L'Wren Scott Talks Gustav Klimt, Gold, and Her Fall 2013 Collection
2013-06-26 09:07:31 未知
Could there be a more apt symbol for L’Wren Scott’s bon vivant aesthetic than that of a woman ensconced in gold? The designer cited the work of Gustav Klimt — particularly, his famous 1907 portrait of Viennese socialite Adele Bloch-Bauer — as inspiration for her gilded art-nouveau fall collection.
It’s no surprise, then, that Scott paid homage to the protomodernist master with a talk last night at the Neue Galerie, the Upper East Side Kunsthalle devoted to early twentieth-century German and Austrian art and design. Scott joined artist Rachel Feinstein in front of the scintillating portrait to discuss the artist’s enduring influence for an audience of museum patrons, actress Ellen Barkin, and Feinstein’s husband John Currin, an artist who — like Klimt —is to stranger to provocative depictions of the female body.
Scott caught Klimt fever when she saw his work at the Musée D’Orsay in Paris when she was thirteen. The designer spoke about her “obsession with his golden period" as well as her "personal love” of the precious stuff. Scott’s passion for all things gilt was evident in Scott’s decadent fall 2013 collection, where 23-karat gold was a major leitmotif: blinging out everything from shoes to tweed jackets.
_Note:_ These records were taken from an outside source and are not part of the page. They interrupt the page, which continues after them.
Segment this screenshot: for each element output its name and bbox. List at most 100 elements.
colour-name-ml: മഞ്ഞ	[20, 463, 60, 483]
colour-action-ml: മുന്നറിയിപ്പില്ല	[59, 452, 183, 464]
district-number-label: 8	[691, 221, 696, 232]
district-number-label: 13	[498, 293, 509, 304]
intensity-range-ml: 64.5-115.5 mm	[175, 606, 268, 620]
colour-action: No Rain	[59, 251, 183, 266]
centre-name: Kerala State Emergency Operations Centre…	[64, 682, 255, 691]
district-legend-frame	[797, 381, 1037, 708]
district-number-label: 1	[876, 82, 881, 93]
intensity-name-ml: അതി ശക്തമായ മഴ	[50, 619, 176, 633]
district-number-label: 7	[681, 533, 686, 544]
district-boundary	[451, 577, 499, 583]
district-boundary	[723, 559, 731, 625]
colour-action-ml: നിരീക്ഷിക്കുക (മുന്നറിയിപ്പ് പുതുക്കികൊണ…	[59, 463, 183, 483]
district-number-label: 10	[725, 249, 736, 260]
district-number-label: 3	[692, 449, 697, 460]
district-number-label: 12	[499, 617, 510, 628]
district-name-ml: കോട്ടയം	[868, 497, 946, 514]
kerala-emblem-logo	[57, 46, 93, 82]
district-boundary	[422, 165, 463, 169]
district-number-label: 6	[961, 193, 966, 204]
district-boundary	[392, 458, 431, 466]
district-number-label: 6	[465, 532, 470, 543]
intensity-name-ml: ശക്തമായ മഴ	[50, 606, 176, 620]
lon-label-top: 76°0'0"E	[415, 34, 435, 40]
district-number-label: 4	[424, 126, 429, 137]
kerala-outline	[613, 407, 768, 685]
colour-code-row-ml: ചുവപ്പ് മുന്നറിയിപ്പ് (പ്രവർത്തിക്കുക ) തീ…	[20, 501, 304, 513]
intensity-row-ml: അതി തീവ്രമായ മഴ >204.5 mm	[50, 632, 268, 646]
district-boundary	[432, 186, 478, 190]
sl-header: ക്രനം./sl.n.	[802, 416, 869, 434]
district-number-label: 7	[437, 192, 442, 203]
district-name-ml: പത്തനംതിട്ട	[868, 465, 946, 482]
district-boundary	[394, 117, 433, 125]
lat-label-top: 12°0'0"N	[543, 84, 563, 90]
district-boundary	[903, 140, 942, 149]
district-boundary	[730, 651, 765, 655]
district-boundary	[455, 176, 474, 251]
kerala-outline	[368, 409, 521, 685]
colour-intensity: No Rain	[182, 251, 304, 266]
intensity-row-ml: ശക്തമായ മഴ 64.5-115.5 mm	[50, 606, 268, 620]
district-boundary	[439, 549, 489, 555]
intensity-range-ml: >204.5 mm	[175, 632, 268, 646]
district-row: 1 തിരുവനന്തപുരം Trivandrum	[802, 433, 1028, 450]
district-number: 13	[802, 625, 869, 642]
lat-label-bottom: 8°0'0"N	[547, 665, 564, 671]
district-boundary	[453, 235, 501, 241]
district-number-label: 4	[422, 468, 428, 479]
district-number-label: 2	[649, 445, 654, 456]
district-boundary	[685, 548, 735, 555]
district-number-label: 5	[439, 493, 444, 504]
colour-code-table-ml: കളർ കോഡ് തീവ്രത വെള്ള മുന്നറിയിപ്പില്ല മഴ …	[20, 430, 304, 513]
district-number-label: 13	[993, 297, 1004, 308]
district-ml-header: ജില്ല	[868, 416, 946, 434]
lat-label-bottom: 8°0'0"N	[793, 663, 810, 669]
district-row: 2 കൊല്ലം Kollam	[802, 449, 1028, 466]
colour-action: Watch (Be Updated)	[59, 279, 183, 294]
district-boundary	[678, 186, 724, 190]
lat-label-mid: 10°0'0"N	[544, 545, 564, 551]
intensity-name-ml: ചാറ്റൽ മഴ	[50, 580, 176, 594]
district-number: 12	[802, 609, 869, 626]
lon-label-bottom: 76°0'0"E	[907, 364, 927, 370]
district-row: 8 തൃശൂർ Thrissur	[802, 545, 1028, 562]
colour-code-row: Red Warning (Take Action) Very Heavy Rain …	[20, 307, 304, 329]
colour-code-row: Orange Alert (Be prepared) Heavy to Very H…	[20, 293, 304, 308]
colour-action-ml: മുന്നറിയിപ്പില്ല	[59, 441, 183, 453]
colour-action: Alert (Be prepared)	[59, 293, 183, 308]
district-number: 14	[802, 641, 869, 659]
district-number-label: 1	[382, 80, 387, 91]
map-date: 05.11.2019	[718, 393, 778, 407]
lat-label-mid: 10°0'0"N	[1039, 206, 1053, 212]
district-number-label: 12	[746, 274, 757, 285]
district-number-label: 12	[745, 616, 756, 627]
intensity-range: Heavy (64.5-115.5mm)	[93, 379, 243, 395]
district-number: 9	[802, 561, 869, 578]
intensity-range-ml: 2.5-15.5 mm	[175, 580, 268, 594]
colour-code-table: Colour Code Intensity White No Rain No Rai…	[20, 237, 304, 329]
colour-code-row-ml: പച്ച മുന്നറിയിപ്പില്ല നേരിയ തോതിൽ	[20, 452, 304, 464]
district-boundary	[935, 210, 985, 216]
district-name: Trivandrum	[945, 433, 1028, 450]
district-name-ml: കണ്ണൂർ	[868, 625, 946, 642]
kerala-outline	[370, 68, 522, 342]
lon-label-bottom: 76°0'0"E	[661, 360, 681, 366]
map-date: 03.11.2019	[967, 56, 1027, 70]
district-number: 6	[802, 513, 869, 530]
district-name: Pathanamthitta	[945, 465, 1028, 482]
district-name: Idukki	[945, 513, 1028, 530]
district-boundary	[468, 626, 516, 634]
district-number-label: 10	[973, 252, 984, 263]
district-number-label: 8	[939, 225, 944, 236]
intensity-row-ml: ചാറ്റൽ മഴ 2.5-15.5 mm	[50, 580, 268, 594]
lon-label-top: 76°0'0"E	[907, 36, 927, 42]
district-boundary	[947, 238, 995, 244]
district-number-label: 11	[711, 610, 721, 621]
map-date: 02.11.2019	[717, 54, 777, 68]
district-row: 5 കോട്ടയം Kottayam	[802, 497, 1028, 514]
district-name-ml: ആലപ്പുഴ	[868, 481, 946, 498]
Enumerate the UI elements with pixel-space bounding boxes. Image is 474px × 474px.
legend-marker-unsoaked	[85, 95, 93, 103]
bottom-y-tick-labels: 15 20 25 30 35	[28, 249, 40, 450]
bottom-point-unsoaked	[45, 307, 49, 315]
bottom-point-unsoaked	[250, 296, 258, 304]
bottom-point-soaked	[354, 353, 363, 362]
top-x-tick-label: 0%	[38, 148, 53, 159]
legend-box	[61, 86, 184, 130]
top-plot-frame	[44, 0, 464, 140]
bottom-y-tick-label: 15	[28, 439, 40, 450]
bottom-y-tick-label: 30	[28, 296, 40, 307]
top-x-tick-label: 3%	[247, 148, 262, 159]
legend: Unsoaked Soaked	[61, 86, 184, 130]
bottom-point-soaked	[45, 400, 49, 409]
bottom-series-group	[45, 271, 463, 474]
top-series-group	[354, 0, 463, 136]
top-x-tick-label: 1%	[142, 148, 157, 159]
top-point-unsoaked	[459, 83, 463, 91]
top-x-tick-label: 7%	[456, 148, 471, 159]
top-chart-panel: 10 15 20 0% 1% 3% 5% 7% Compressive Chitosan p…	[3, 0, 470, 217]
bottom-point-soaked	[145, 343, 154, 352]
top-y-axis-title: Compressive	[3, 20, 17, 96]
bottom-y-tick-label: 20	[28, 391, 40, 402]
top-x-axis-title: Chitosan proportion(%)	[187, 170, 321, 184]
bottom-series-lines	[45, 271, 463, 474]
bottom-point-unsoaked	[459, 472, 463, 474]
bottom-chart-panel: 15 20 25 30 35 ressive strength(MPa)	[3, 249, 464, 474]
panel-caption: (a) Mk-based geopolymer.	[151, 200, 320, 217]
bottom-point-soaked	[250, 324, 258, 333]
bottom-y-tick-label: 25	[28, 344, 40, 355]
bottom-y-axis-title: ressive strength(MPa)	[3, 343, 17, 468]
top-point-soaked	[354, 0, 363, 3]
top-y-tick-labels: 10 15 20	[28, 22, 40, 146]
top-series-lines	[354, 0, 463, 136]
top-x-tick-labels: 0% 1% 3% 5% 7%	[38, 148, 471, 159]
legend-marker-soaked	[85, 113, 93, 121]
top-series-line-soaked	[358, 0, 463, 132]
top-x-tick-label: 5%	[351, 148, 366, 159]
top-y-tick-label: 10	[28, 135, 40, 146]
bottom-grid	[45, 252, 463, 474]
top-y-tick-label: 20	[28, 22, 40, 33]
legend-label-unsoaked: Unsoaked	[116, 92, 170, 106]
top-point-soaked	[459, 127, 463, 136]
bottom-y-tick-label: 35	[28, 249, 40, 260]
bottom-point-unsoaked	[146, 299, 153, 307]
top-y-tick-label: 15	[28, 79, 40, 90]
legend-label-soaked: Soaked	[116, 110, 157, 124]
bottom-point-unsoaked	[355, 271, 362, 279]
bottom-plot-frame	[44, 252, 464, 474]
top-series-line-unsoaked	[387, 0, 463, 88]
For Scott, Klimt isn’t just an icon of fin-de-siècle opulence. He is — first and foremost — a sex symbol. “He was very avant garde and scandalous, in more ways than the children," she explained, referring to his prodigious legacy of 14 illegitmate children: “It was a movement coming from something very strict to loosening up. Klimt was a man who missed the waistline. He painted it in every one of his portraits. He wanted to see the female form. He didn’t want to have it hiding behind a robe. But he was very happy hiding his behind a robe.”